Deuxième élément, toujours page 67, les conséquences des mesures protectionnistes prises par Louis XVIII en 1821 et 1822. Sous la pression de l’industrie sidérurgique et sucrière, le roi augmente les droits de douane à l’entrée du royaume, afin de protéger l’industrie naissante. Outre que cela empêche les consommateurs français de s’approvisionner à moindres frais à l’étranger, les pays européens, en réplique face à ces mesures, décident d’augmenter les droits de douane du vin. Cahors, comme les autres vignobles, est ainsi pénalisé.
Les activités industrielles favorisées par le gouvernement ont aujourd’hui pratiquement disparu, quand le vin reste un des aiguillons du développement économique français.

Page 69, l’auteur décrit le Quercy au début du XIXe siècle. Il est un fait majeur dans la France d’alors, et complètement oublié aujourd’hui, c’est l’intense activité économique qui se déroule sur les rivières. Les routes étant peu carrossables, ce sont les rivières qui transportent la marchandise sur les longues distances. La France aménage des ports dans les villes intérieures, des canaux, des chemins de halage. Il y a là une activité intense de la batellerie qui a disparu avec l’apparition du chemin de fer. Quand on a bâti la ligne Bordeaux / Cahors, il n’était plus besoin de descendre le Lot en gabarre, d’autant que le train est plus rapide, plus sûr et moins onéreux. Ce sont toutes nos provinces qui ont été transformées par l’intrusion du train. Aujourd’hui ce sont les routes, autoroutes, nationales, départementales, qui ont fait disparaître les lignes secondaires. La France s’est beaucoup plus transformée qu’on ne l’imagine habituellement. La France de 1840 n’a rien à voir avec celle de 2010. Pourtant, seules 170 ans les séparent, soit 7 générations. En 1670, nous sommes plus proches de 1840 que de 1840 à aujourd’hui. Ces changements considérables sont source de mal-être. Les Français n’ont pas eu le temps de s’adapter aux temps nouveaux et aux époques nouvelles que tout était déjà transformé.

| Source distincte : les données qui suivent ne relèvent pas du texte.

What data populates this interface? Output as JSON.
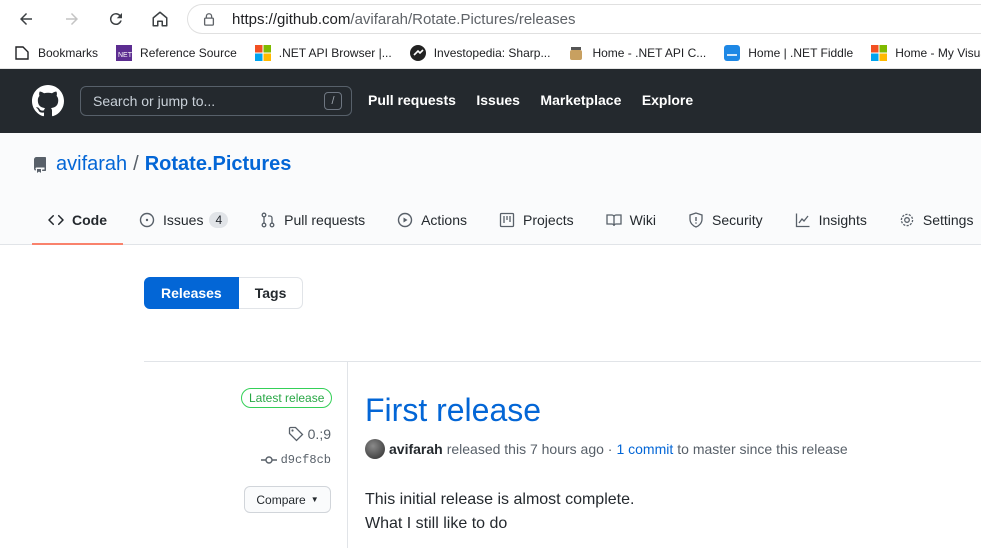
{
  "browser": {
    "url_host": "https://github.com",
    "url_path": "/avifarah/Rotate.Pictures/releases",
    "bookmarks": [
      {
        "label": "Bookmarks",
        "icon": "bookmark-folder-icon"
      },
      {
        "label": "Reference Source",
        "icon": "dotnet-icon"
      },
      {
        "label": ".NET API Browser |...",
        "icon": "microsoft-icon"
      },
      {
        "label": "Investopedia: Sharp...",
        "icon": "investopedia-icon"
      },
      {
        "label": "Home - .NET API C...",
        "icon": "jar-icon"
      },
      {
        "label": "Home | .NET Fiddle",
        "icon": "fiddle-icon"
      },
      {
        "label": "Home - My Visual S...",
        "icon": "microsoft-icon"
      }
    ]
  },
  "header": {
    "search_placeholder": "Search or jump to...",
    "search_shortcut": "/",
    "nav": [
      "Pull requests",
      "Issues",
      "Marketplace",
      "Explore"
    ]
  },
  "repo": {
    "owner": "avifarah",
    "separator": "/",
    "name": "Rotate.Pictures",
    "tabs": [
      {
        "label": "Code",
        "icon": "code-icon"
      },
      {
        "label": "Issues",
        "icon": "issue-icon",
        "count": "4"
      },
      {
        "label": "Pull requests",
        "icon": "pull-request-icon"
      },
      {
        "label": "Actions",
        "icon": "play-icon"
      },
      {
        "label": "Projects",
        "icon": "project-icon"
      },
      {
        "label": "Wiki",
        "icon": "book-icon"
      },
      {
        "label": "Security",
        "icon": "shield-icon"
      },
      {
        "label": "Insights",
        "icon": "graph-icon"
      },
      {
        "label": "Settings",
        "icon": "gear-icon"
      }
    ]
  },
  "subnav": {
    "releases": "Releases",
    "tags": "Tags"
  },
  "release": {
    "badge": "Latest release",
    "tag": "0.;9",
    "commit": "d9cf8cb",
    "compare": "Compare",
    "title": "First release",
    "author": "avifarah",
    "released_text": "released this 7 hours ago ·",
    "commit_link": "1 commit",
    "since_text": "to master since this release",
    "body_line1": "This initial release is almost complete.",
    "body_line2": "What I still like to do"
  },
  "colors": {
    "accent": "#0366d6",
    "header_bg": "#24292e",
    "tab_underline": "#f9826c",
    "latest_green": "#28a745"
  }
}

Choses amusantes quand on les observe avec le recul des siècles, les gouvernements de la Restauration et de la monarchie de Juillet ont beaucoup fait pour améliorer la navigation sur les cours d’eau, et notamment sur le Lot. Des sommes importantes sont allouées pour construire des écluses et des canaux. La loi du 30 janvier 1835 alloue 600 000 francs pour améliorer la navigation sur le Lot. La somme est reconductible chaque année. Ces efforts sont louables, mais avec l’avènement du chemin de fer ils se révèlent totalement inutiles. Etait-il possible, en 1835, de prévoir l’avènement du chemin de fer ? Pouvait-on allouer ces sommes au développement du réseau ferré plutôt qu’à l’amélioration du réseau fluvial ? La première ligne de chemin de fer en France date de 1830. Elle relie Saint-Étienne au Creusot. La première ligne de voyageurs date de 1837, elle relie la gare Saint-Lazare à la gare du Pecq. L’immense effort de modernisation de la batellerie est donc concomitant de la naissance du train. Avec un peu de clairvoyance, il aurait donc pu être possible de développer ce transport-ci, au détriment de l’autre.